I’ve started thinking about it as a kind of Neo–Middle Ages—not medieval in terms of poverty or feudal imposition, but rather in terms of the scale of social bonds.
For most of human history, the family was the basic economic unit. Production, education, and identity were all rooted in the household. Industrial modernity stretched that structure to the breaking point. It created wealth, but it also pulled people away from thick bonds of family in a physical place and replaced them with thinner economic relations over long distances.
I’m not interested in authoritarian alternatives to the current system. I don’t want a king or a theocracy, and I’m not trying to burn down the Enlightenment. But I do think liberalism without a metaphysical core becomes fragile. If dignity is real, it has to rest on something more than consensus. If freedom is real, it has to be tied to responsibility. If culture dissolves, the state will suffocate our ability to exercise freedom.
If AI can radically augment individual productivity and eliminate layers of bureaucratic overhead, family-scale enterprises will become more viable again. You don’t need a department to handle every back-end function if custom-built software can do it. You don’t need to uproot your life and give up your family structure to work for a company in the “big city” if small businesses become substantially more profitable.
Maybe what’s coming won’t look like the sleek, globalized world we’ve been promised since the end of the Cold War.

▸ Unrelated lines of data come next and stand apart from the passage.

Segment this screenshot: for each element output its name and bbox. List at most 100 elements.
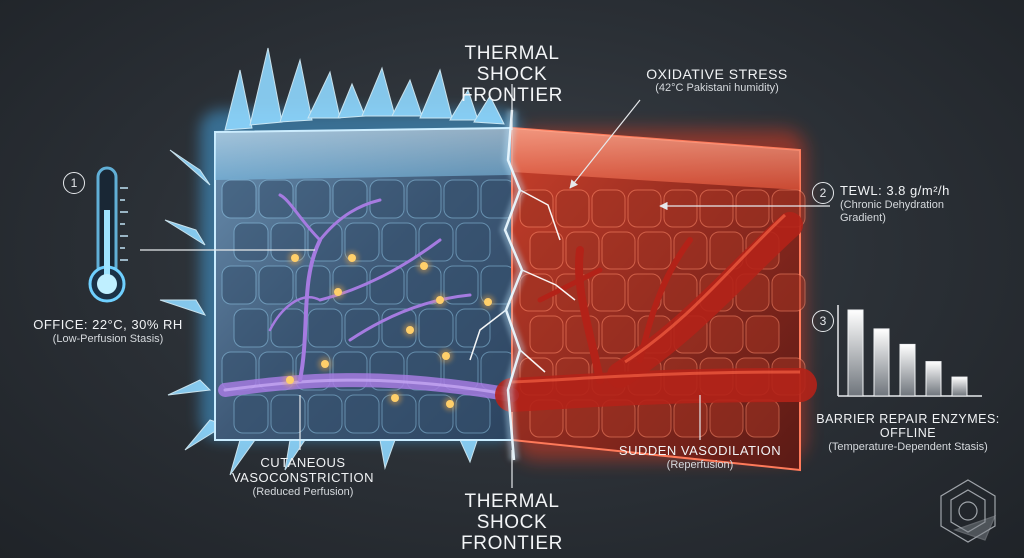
cold-cell: [307, 394, 343, 434]
vessel-highlights: [511, 213, 801, 384]
cell-nucleus: [484, 298, 492, 306]
vasodilation-sub: (Reperfusion): [666, 458, 734, 471]
hot-cell: [601, 231, 636, 270]
cold-cell: [307, 308, 343, 348]
office-sub: (Low-Perfusion Stasis): [52, 332, 164, 345]
enzyme-bar-chart: [837, 305, 982, 397]
cell-nucleus: [291, 254, 299, 262]
vasodilation-title: SUDDEN VASODILATION: [618, 443, 782, 458]
cold-cell: [270, 308, 306, 348]
cold-cell: [233, 222, 269, 262]
hot-cell: [663, 273, 698, 312]
cold-cell: [221, 265, 257, 305]
hot-cell: [709, 315, 744, 354]
dilated-vessel-network: [495, 212, 817, 412]
enzyme-bar: [899, 343, 916, 397]
logo-icon: [940, 479, 997, 543]
enzymes-label: BARRIER REPAIR ENZYMES: OFFLINE (Tempera…: [796, 412, 1020, 453]
hot-cell: [519, 189, 554, 228]
tewl-title: TEWL: 3.8 g/m²/h: [840, 183, 950, 198]
tewl-sub-1: (Chronic Dehydration: [840, 198, 944, 211]
cell-nucleus: [286, 376, 294, 384]
cold-cell-nuclei: [283, 251, 495, 411]
hot-cell: [529, 315, 564, 354]
hot-cell: [555, 189, 590, 228]
frontier-top-line1: THERMAL SHOCK: [464, 43, 560, 85]
hot-cell: [673, 231, 708, 270]
enzymes-sub: (Temperature-Dependent Stasis): [828, 440, 988, 453]
cold-cell: [455, 308, 491, 348]
hot-cell: [745, 399, 780, 438]
thermometer-icon: [88, 166, 128, 303]
office-title: OFFICE: 22°C, 30% RH: [33, 317, 183, 332]
vasoconstriction-line2: VASOCONSTRICTION: [231, 469, 375, 485]
oxidative-title: OXIDATIVE STRESS: [646, 66, 788, 82]
hot-cell: [529, 231, 564, 270]
cold-cell-grid: [221, 179, 516, 434]
cold-cell: [233, 394, 269, 434]
frontier-glow: [499, 109, 528, 461]
cell-nucleus: [442, 352, 450, 360]
tewl-sub-2: Gradient): [840, 211, 886, 224]
frontier-top-line2: FRONTIER: [461, 84, 563, 106]
cell-nucleus: [406, 326, 414, 334]
cold-cell: [455, 222, 491, 262]
cell-nucleus: [348, 254, 356, 262]
enzymes-title: BARRIER REPAIR ENZYMES: OFFLINE: [816, 412, 1000, 441]
hot-cell: [601, 315, 636, 354]
hot-cell: [709, 399, 744, 438]
enzyme-bar: [925, 361, 942, 397]
hot-cell: [637, 231, 672, 270]
cell-nucleus: [391, 394, 399, 402]
cold-cell: [233, 308, 269, 348]
cell-nucleus: [334, 288, 342, 296]
frontier-bottom-label: THERMAL SHOCK FRONTIER: [432, 491, 592, 555]
cold-cell: [443, 179, 479, 219]
frontier-bottom-line1: THERMAL SHOCK: [464, 491, 560, 533]
cold-cell: [381, 222, 417, 262]
cold-cell: [270, 394, 306, 434]
cold-cell: [418, 308, 454, 348]
cold-cell: [369, 265, 405, 305]
leader-lines: [140, 84, 830, 488]
cold-cell: [258, 265, 294, 305]
cold-cell: [295, 179, 331, 219]
hot-cell: [637, 399, 672, 438]
hot-cell: [519, 273, 554, 312]
hot-cell: [745, 315, 780, 354]
cold-cell: [344, 394, 380, 434]
oxidative-arrow: [569, 99, 641, 189]
vasoconstriction-line1: CUTANEOUS: [260, 455, 346, 470]
cell-nucleus: [436, 296, 444, 304]
tewl-label: TEWL: 3.8 g/m²/h (Chronic Dehydration Gr…: [840, 183, 990, 224]
frontier-top-label: THERMAL SHOCK FRONTIER: [432, 43, 592, 107]
enzyme-bar: [873, 328, 890, 397]
cold-cell: [369, 179, 405, 219]
frontier-bottom-line2: FRONTIER: [461, 532, 563, 554]
callout-1-number: 1: [63, 172, 85, 194]
hot-cell: [591, 189, 626, 228]
callout-3-number: 3: [812, 310, 834, 332]
cold-cell: [221, 179, 257, 219]
enzyme-bar: [951, 376, 968, 397]
cold-cell: [455, 394, 491, 434]
vasoconstriction-label: CUTANEOUS VASOCONSTRICTION (Reduced Perf…: [218, 455, 388, 499]
enzyme-bar: [847, 309, 864, 397]
hot-cell: [771, 273, 806, 312]
vasoconstriction-sub: (Reduced Perfusion): [252, 485, 354, 498]
hot-cell: [735, 189, 770, 228]
cold-cell: [258, 179, 294, 219]
cell-nucleus: [420, 262, 428, 270]
hot-cell: [663, 189, 698, 228]
oxidative-stress-label: OXIDATIVE STRESS (42°C Pakistani humidit…: [632, 66, 802, 95]
hot-cell: [627, 189, 662, 228]
vasodilation-label: SUDDEN VASODILATION (Reperfusion): [610, 443, 790, 472]
oxidative-sub: (42°C Pakistani humidity): [655, 82, 779, 95]
cold-cell: [406, 179, 442, 219]
cell-nucleus: [321, 360, 329, 368]
hot-cell: [591, 273, 626, 312]
callout-2-number: 2: [812, 182, 834, 204]
hot-cell: [673, 399, 708, 438]
cell-nucleus: [446, 400, 454, 408]
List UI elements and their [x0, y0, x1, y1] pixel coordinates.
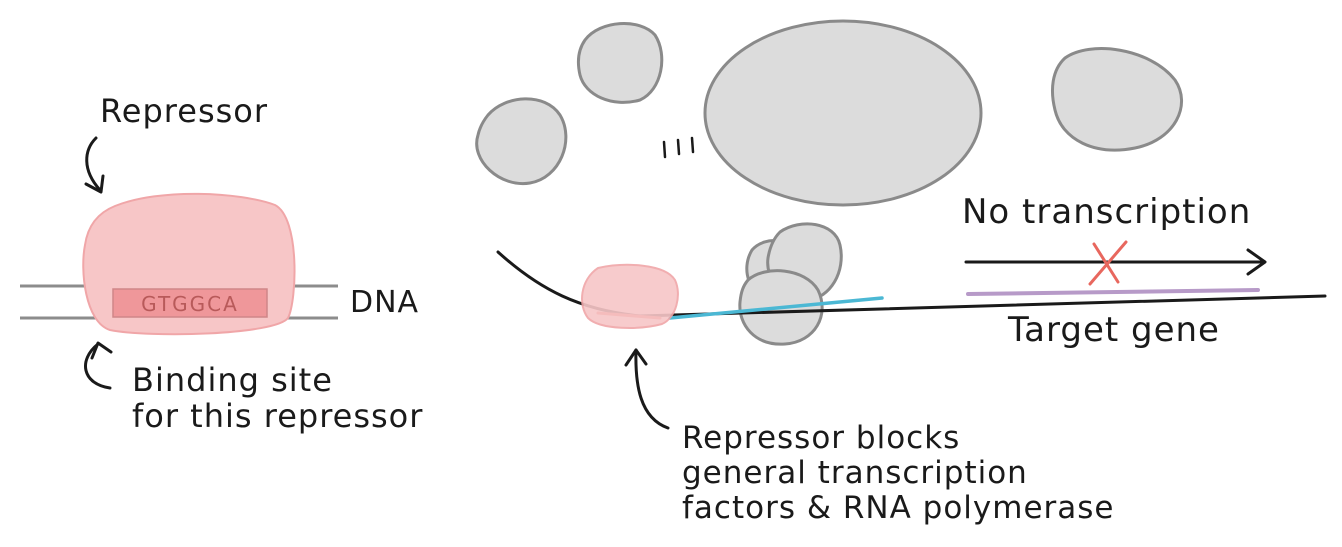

Maybe it will be rooted in local culture.
This is a hopeful vision. It’s not guaranteed. I still haven’t figured out whether I think it’s the most likely outcome—if you’ve watched my last few Friday monologues, you’ll know how unsettled I am by the latest developments in AI. But this is my best crack at aligning my classical liberal beliefs, the obvious problems with 21st century society, and the unimaginable future of AI.
If I’m right, the work ahead isn’t primarily political. It’s personal. Build something real—build a family. Anchor your life in people, not abstractions.
Long live the Neo-Middle Ages.



Yes especially that last paragraph. The work isn’t primarily political but personal. But I would go further - it’s about getting to know and discover oneself. Most politics if not all are just unconscious conflicts projected outwards. Healthy borders are just healthy boundaries, for example. It’s immature ungrounded people that create immature ungrounded societies. My deep wish is that people return to self knowledge and stop wasting time with vitriolic and clearly ineffective activism. I find many “problems” in the outer world that still remain are much easier to face with a deeper inner world. Certainly I waste less time fighting human nature when I’ve befriended it in myself.
John, Best commentary I have read reconciling the disruption that is coming with increasing use of AI with a more optimistic, humane view of the future this may bring forth. I hope you are right.
BTW- I have reached out multiple times and still hold out hope for a conversation with you about the sad state of surgery in America today.